Whether the complaint states a cause of action on which relief could be granted is a question of law and just as issues of fact it must be decided after and not before the court has assumed jurisdiction over the controversy. 327 U.S. at 682, 66 S.Ct. at 776.

Accordingly, in view of the plaintiff's allegations in this case, this court has taken jurisdiction under 28 U.S.C. § 1331.

The plaintiffs cite the Fourth Circuit case of Cox v. Stanton, 529 F.2d 47 (1975) as authority for the proposition that a political subdivision was a proper party in a damage action under the Thirteenth and Fourteenth Amendments. In that case, the Fourth Circuit, in dicta, recognized the case of Brault v. Town of Milton, 527 F.2d 730 (2d Cir. 1975), as authority for the proposition,

[T]hat 28 U.S.C. § 1331 sustains jurisdiction for a direct action under the fourteenth amendment against the municipality not subject to § 1983 suit. 529 F.2d at 50.

There is some ambiguity as to the meaning of this passage, in that it apparently is a simple recognition of the jurisdictional rule set forth in Bell v. Hood, supra, but the plaintiffs contend that it endorses the substantive cause of action that they allege. To resolve this question the court looks to the source of this comment, Brault v. Town of Milton, supra. In Brault, the Second Circuit, on rehearing en banc, agreed that jurisdiction was present under § 1331 but explicitly refused to decide whether or not the Bivens doctrine should be expanded. In other words, the Brault case made no disposition whatever of the question at issue in this case.[1] Therefore, this court can only conclude that the aforementioned language from the Cox case referred only to the question of whether or not jurisdiction existed originally under 28 U.S.C. § 1331. As previously noted this court has followed the ruling of the Fourth Circuit fully in that respect by initially taking jurisdiction over the present case. In Reich v. City of Freeport, 527 F.2d 666 (7th Cir. 1975) and Dupree v. City of Chattanooga, 362 F. Supp. 1136 (D.C.1973), both of which were cited by the plaintiffs, the relief sought was injunctive rather than damages, which is a factual differentiation which would make them inapplicable to the present case.
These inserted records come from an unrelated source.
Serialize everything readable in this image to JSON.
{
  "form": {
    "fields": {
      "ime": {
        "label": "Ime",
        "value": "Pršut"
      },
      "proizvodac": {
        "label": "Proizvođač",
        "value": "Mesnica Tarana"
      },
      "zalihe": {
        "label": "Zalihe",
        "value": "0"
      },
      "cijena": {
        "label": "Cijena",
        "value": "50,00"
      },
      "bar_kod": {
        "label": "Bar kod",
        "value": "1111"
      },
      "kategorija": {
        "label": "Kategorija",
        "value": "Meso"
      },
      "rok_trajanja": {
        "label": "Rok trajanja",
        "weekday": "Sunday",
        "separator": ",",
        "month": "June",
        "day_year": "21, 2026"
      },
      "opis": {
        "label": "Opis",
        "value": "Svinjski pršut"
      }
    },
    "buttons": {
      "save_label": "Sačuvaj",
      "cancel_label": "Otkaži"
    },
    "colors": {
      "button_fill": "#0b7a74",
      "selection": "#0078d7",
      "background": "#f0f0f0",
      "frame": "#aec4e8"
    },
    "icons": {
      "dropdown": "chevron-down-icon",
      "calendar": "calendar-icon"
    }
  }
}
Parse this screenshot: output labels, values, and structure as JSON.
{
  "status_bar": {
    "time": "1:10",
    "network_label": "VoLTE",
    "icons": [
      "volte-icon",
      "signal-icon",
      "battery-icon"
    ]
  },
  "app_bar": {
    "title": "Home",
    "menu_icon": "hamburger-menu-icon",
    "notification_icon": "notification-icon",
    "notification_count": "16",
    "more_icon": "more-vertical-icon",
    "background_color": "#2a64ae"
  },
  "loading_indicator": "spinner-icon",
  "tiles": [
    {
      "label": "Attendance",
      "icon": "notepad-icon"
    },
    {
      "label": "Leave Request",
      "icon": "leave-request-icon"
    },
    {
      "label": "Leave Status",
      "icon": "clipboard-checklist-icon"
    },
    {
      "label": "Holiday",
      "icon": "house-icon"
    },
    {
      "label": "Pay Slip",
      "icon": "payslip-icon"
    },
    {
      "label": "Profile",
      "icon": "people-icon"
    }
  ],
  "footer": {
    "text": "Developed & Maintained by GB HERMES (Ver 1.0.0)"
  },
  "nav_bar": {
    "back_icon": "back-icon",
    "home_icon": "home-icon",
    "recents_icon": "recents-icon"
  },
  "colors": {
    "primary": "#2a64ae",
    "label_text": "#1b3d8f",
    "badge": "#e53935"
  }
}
Therefore, for the reasons stated above, the action against the City of Columbia is dismissed pursuant to Federal Rule of Civil Procedure 12(b)(6) because on the face of the pleadings the plaintiffs have failed to *450 state a claim upon which relief can be granted.

AND IT IS SO ORDERED.

NOTES

[1] This fact was expressly recognized by the same circuit less than one year later in Fine v. City of New York, 529 F.2d 70, 76 (2d Cir. 1975). In speaking of Brault, the court said:

Upon further examination of the record, the en banc court found it unnecessary to resolve the Fourteenth Amendment and several other issues raised by the parties.

Brault v. Town of Milton, 527 F.2d 730 (2d Cir. 1975) (en banc). The en banc majority, therefore, did not reach the underlying questions of substantive liability and municipal immunity under the Fourteenth Amendment. See id. at 741 (dissenting opinion). We, too, are of the view that we need not decide these difficult and troublesome constitutional questions at this juncture.